May i just train a translation task with T5 from scratch without pretrain a language model?

huggingface / transformers

🤗 Transformers: State-of-the-art Machine Learning for Pytorch, TensorFlow, and JAX.

https://huggingface.co/transformers

Apache License 2.0

133.79k stars 26.75k forks source link

May i just train a translation task with T5 from scratch without pretrain a language model? #17451

Closed 520jefferson closed 2 years ago

520jefferson commented 2 years ago

Feature request

May i use bpe in preprocessing and train a translation model from scatch without pretrain a language model? @patrickvonplaten

Motivation

I want to distill a big model to T5 model and the T5 vocab should be the same as big model.

Your contribution

I can verify the process.

patrickvonplaten commented 2 years ago

Hey @520jefferson,

I understand your question as whether it's possible to fine-tune T5 from scratch and to not use a pretrained checkpoint.

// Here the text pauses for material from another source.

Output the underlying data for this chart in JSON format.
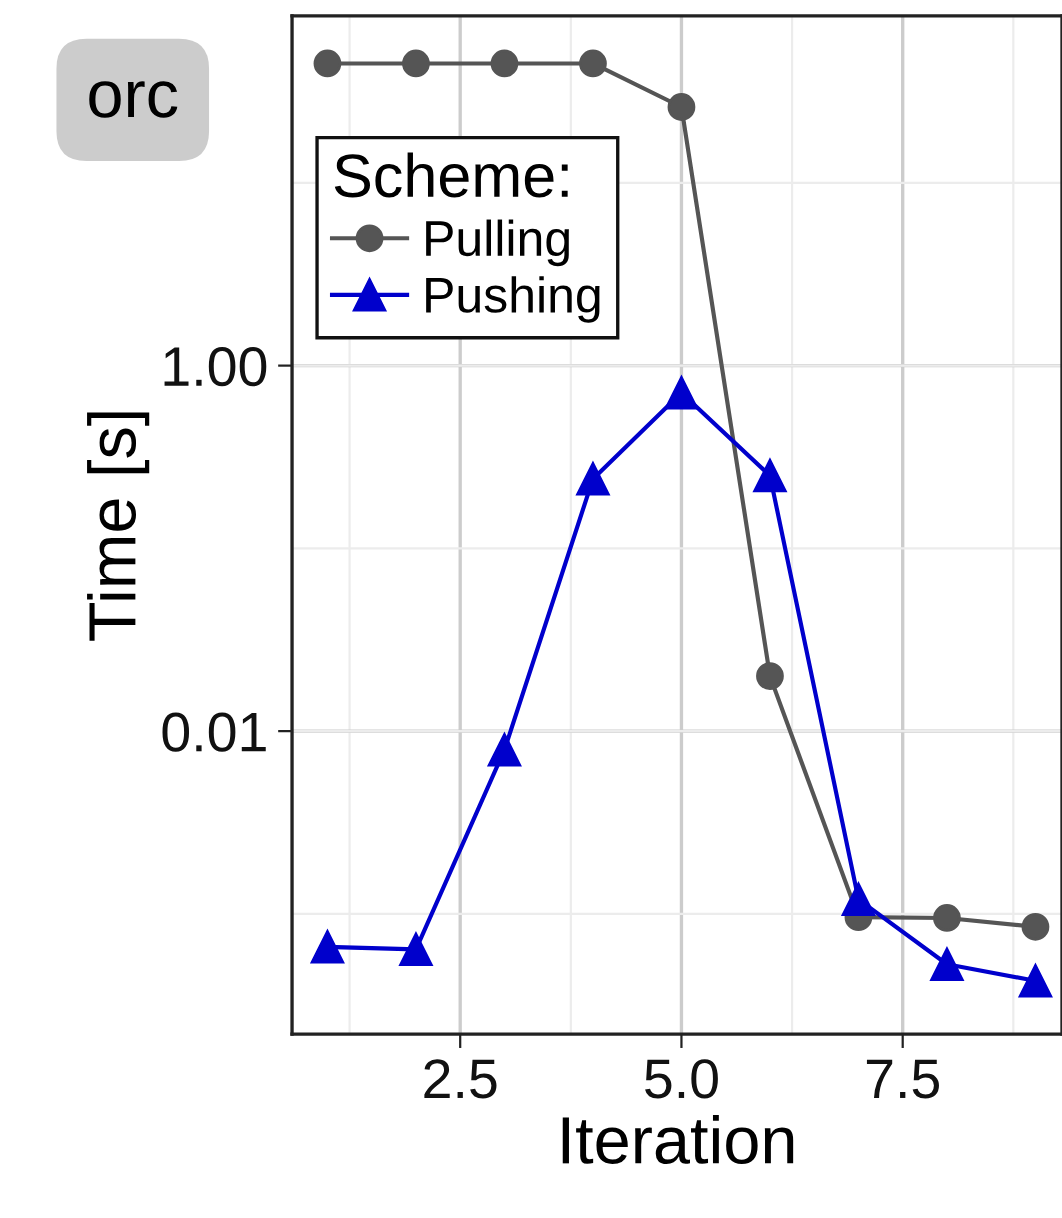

Yes, this should definitely be possible, but I wouldn't really recommend it given the power of transfer learning.

Here also some very nice explanation by @sgugger on how powerful transfer learning is that might be interesting: https://huggingface.co/course/chapter1/4?fw=pt#transfer-learning

Why not fine-tune a pretrained T5 model on translation?

520jefferson commented 2 years ago

Hey @patrickvonplaten

I want to distill a big model (pytorch version) to t5 model (considering the FasterTransformer Backend https://github.com/triton-inference-server/fastertransformer_backend has provide origin T5 (not t5.1) triton backend optimization , this reasoning optimizaiton will be conducive to carrying more online traffic) , why i don't use transformer as the student model because i haven't find the pytorch version transformer with reasoning optimization and combining with triton.

And the big model use bpe not sentencepiece, So the tokenizer should be load the bpe codes and the vocabs is differenct from the origin t5 model. Therefore i want to distill the big model to t5 model and use the vocab in the same time.

So I need to figure out two things: 1, whether the t5 can be train in dialogue without pretrain which treat the t5 like transformer without pretrain and i haven't find a relate case finetune from scratch. 2, how to set the tokenizer to just use bpe codes?

patrickvonplaten commented 2 years ago

Sorry I'm a bit lost here @520jefferson,

I don't fully understand what you want to do here, but I guess the target task is distillation? Should we maybe try to get help on the forum: https://discuss.huggingface.co/ for distillation?

520jefferson commented 2 years ago

@patrickvonplaten I just need to finetune t5 from scratch without pretrain, and the tokenizer can just load vocab.txt (not json) or merges.txt (bpe codes).

github-actions[bot] commented 2 years ago

This issue has been automatically marked as stale because it has not had recent activity. If you think this still needs to be addressed please comment on this thread.

Please note that issues that do not follow the contributing guidelines are likely to be ignored.

520jefferson commented 2 years ago

the tokenizer can be built by hand.